The Ekranoplan Passenger Liner was originally created as a military transport in 1912, yet by the time it was produced in 1919, industry priorities had changed, and many more people were interested in the idea of use of the craft as a form of passenger liner as a means to cross the many oceans, rivers, and lakes of the Southern Hemisphere. The Ekranoplan is not a conventional aircraft, but uses the ground effect to fly a few meters above the surface. Thus it is properly called GEV or ground effect vehicle (GEV).
Crew: 6 aircraft personnel
Capacity: 300 passengers
Payload: 28,000 kg (61,730 lb)
Length: 58.1 m (190 ft 7 in)
Wingspan: 31.5 m (103 ft 4 in)
Height: 16.3 m (53 ft 5 in)
Wing area: 304 m² (3,272 ft²)
Max takeoff weight: 140,000 kg (308,647 lb)

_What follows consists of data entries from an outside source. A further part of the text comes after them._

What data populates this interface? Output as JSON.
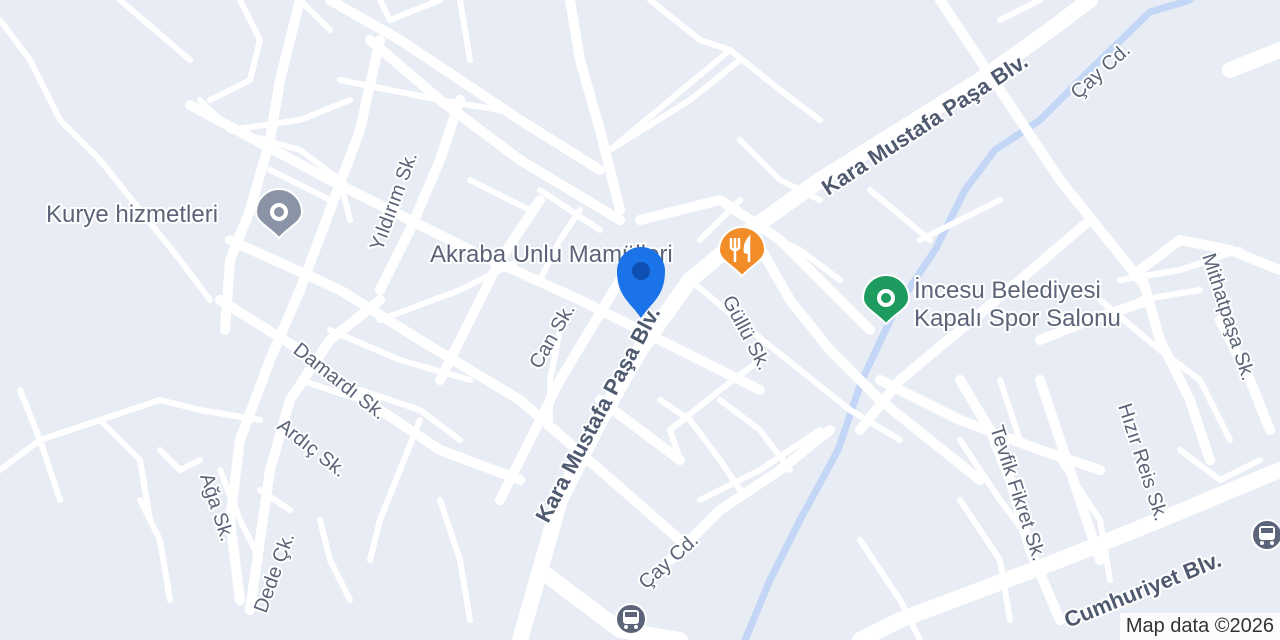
{
  "map": {
    "attribution": "Map data ©2026",
    "colors": {
      "background": "#e8ecf4",
      "road": "#ffffff",
      "river": "#c3d6f5",
      "label": "#5b6478",
      "pin_blue": "#1a73e8",
      "poi_gray": "#8a94a6",
      "poi_orange": "#f28c28",
      "poi_green": "#1e9b5f"
    },
    "streets": {
      "kara_mustafa_pasa_upper": "Kara Mustafa Paşa Blv.",
      "kara_mustafa_pasa_lower": "Kara Mustafa Paşa Blv.",
      "cay_cd_upper": "Çay Cd.",
      "cay_cd_lower": "Çay Cd.",
      "yildirim": "Yıldırım Sk.",
      "can": "Can Sk.",
      "gullu": "Güllü Sk.",
      "damardi": "Damardı Sk.",
      "ardic": "Ardıç Sk.",
      "aga": "Ağa Sk.",
      "dede": "Dede Çk.",
      "tevfik_fikret": "Tevfik Fikret Sk.",
      "hizir_reis": "Hızır Reis Sk.",
      "mithatpasa": "Mithatpaşa Sk.",
      "cumhuriyet": "Cumhuriyet Blv."
    },
    "pois": {
      "kurye": {
        "name": "Kurye hizmetleri",
        "icon": "courier-pin-icon"
      },
      "akraba": {
        "name": "Akraba Unlu Mamülleri",
        "icon": "restaurant-pin-icon"
      },
      "spor_line1": "İncesu Belediyesi",
      "spor_line2": "Kapalı Spor Salonu",
      "spor_icon": "park-pin-icon"
    },
    "markers": {
      "location": "location-pin-icon",
      "bus": "bus-stop-icon"
    }
  }
}
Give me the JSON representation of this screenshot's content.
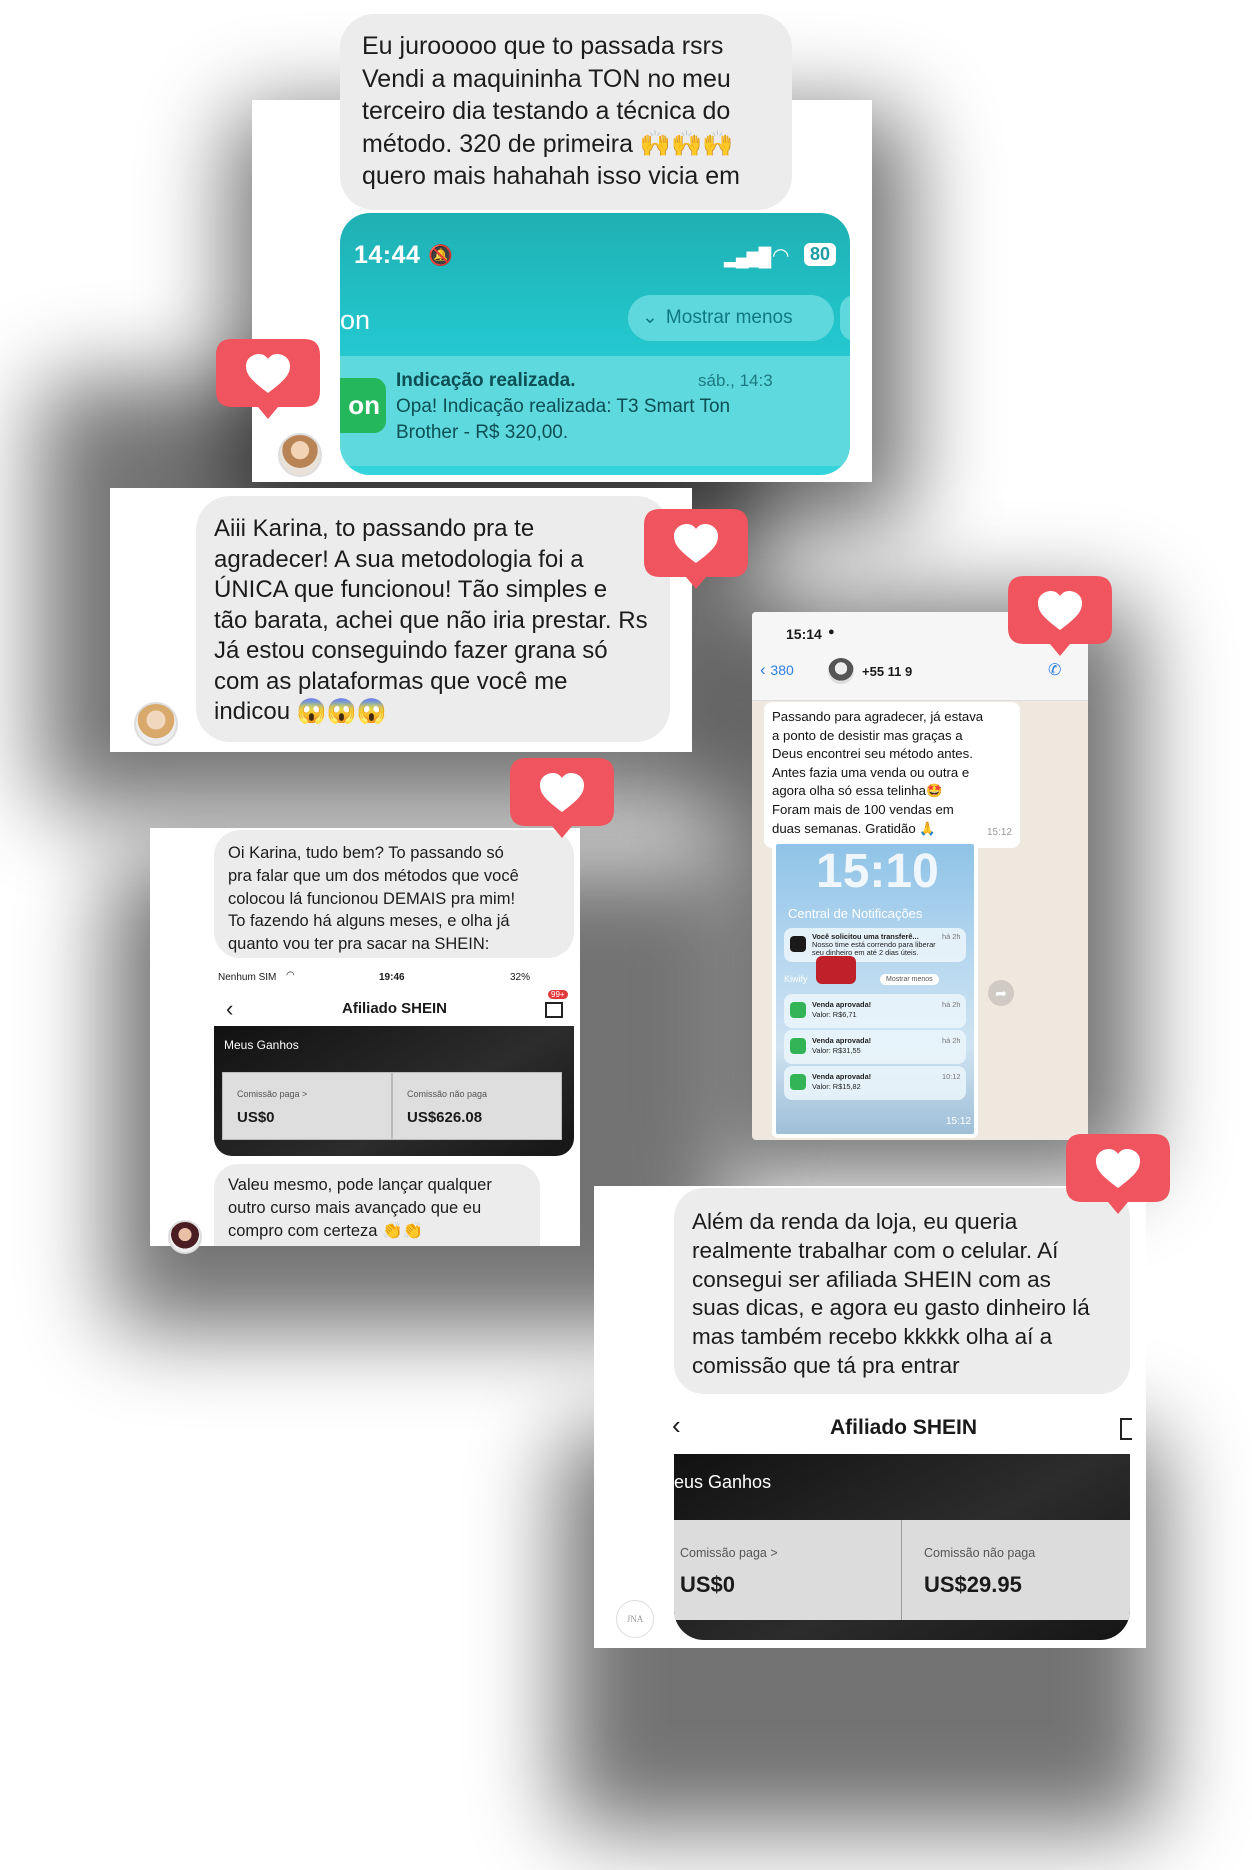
{
  "testimonial_1": {
    "message_lines": [
      "Eu jurooooo que to passada rsrs",
      "Vendi a maquininha TON no meu",
      "terceiro dia testando a técnica do",
      "método. 320 de primeira 🙌🙌🙌",
      "quero mais hahahah isso vicia em"
    ],
    "status_time": "14:44",
    "battery": "80",
    "app_name_partial": "on",
    "show_less_button": "Mostrar menos",
    "notification_title": "Indicação realizada.",
    "notification_time": "sáb., 14:3",
    "notification_body_1": "Opa! Indicação realizada: T3 Smart Ton",
    "notification_body_2": "Brother - R$ 320,00.",
    "logo_text": "on"
  },
  "testimonial_2": {
    "message_lines": [
      "Aiii Karina, to passando pra te",
      "agradecer! A sua metodologia foi a",
      "ÚNICA que funcionou! Tão simples e",
      "tão barata, achei que não iria prestar. Rs",
      "Já estou conseguindo fazer grana só",
      "com as plataformas que você me",
      "indicou 😱😱😱"
    ]
  },
  "testimonial_3": {
    "status_time": "15:14",
    "back_count": "380",
    "contact": "+55 11 9",
    "message_lines": [
      "Passando para agradecer, já estava",
      "a ponto de desistir mas graças a",
      "Deus encontrei seu método antes.",
      "Antes fazia uma venda ou outra e",
      "agora olha só essa telinha🤩",
      "Foram mais de 100 vendas em",
      "duas semanas. Gratidão 🙏"
    ],
    "message_time": "15:12",
    "lock_time": "15:10",
    "notification_center": "Central de Notificações",
    "notif_transfer_title": "Você solicitou uma transferê...",
    "notif_transfer_body": "Nosso time está correndo para liberar seu dinheiro em até 2 dias úteis.",
    "notif_age": "há 2h",
    "show_less": "Mostrar menos",
    "app_label": "Kiwify",
    "sales": [
      {
        "title": "Venda aprovada!",
        "value": "Valor: R$6,71",
        "age": "há 2h"
      },
      {
        "title": "Venda aprovada!",
        "value": "Valor: R$31,55",
        "age": "há 2h"
      },
      {
        "title": "Venda aprovada!",
        "value": "Valor: R$15,82",
        "age": "10:12"
      }
    ],
    "image_time": "15:12"
  },
  "testimonial_4": {
    "message_lines": [
      "Oi Karina, tudo bem? To passando só",
      "pra falar que um dos métodos que você",
      "colocou lá funcionou DEMAIS pra mim!",
      "To fazendo há alguns meses, e olha já",
      "quanto vou ter pra sacar na SHEIN:"
    ],
    "carrier": "Nenhum SIM",
    "status_time": "19:46",
    "battery": "32%",
    "page_title": "Afiliado SHEIN",
    "badge": "99+",
    "section_title": "Meus Ganhos",
    "paid_label": "Comissão paga >",
    "paid_value": "US$0",
    "unpaid_label": "Comissão não paga",
    "unpaid_value": "US$626.08",
    "reply_lines": [
      "Valeu mesmo, pode lançar qualquer",
      "outro curso mais avançado que eu",
      "compro com certeza 👏👏"
    ]
  },
  "testimonial_5": {
    "message_lines": [
      "Além da renda da loja, eu queria",
      "realmente trabalhar com o celular. Aí",
      "consegui ser afiliada SHEIN com as",
      "suas dicas, e agora eu gasto dinheiro lá",
      "mas também recebo kkkkk olha aí a",
      "comissão que tá pra entrar"
    ],
    "page_title": "Afiliado SHEIN",
    "section_title": "eus Ganhos",
    "paid_label": "Comissão paga >",
    "paid_value": "US$0",
    "unpaid_label": "Comissão não paga",
    "unpaid_value": "US$29.95",
    "avatar_text": "JNA"
  },
  "colors": {
    "heart_red": "#f0545e",
    "bubble_gray": "#ececec",
    "ton_teal": "#22c5cb",
    "whatsapp_blue": "#2f7fe0"
  }
}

Cruise speed: 400 km/h (248.5 mph)
Range: 1,500 km (932 mi)
Service ceiling: 3,000 m (9,842 ft)
Service ceiling: 5 m (16 ft) in ground effect
2 x 12.7mm machine guns in twin dorsal turret
A ground effect craft may have better fuel efficiency than an equivalent aircraft flying at low level due to the close proximity of the ground, reducing lift-induced drag. There are also safety benefits for the occupants of the craft in flying close to the water as an engine failure will not result in severe ditching. However, this particular configuration is difficult to fly even with computer assistance. Flying at very low altitudes, just above the sea, is dangerous if the craft banks too far to one side while making a small radius turn.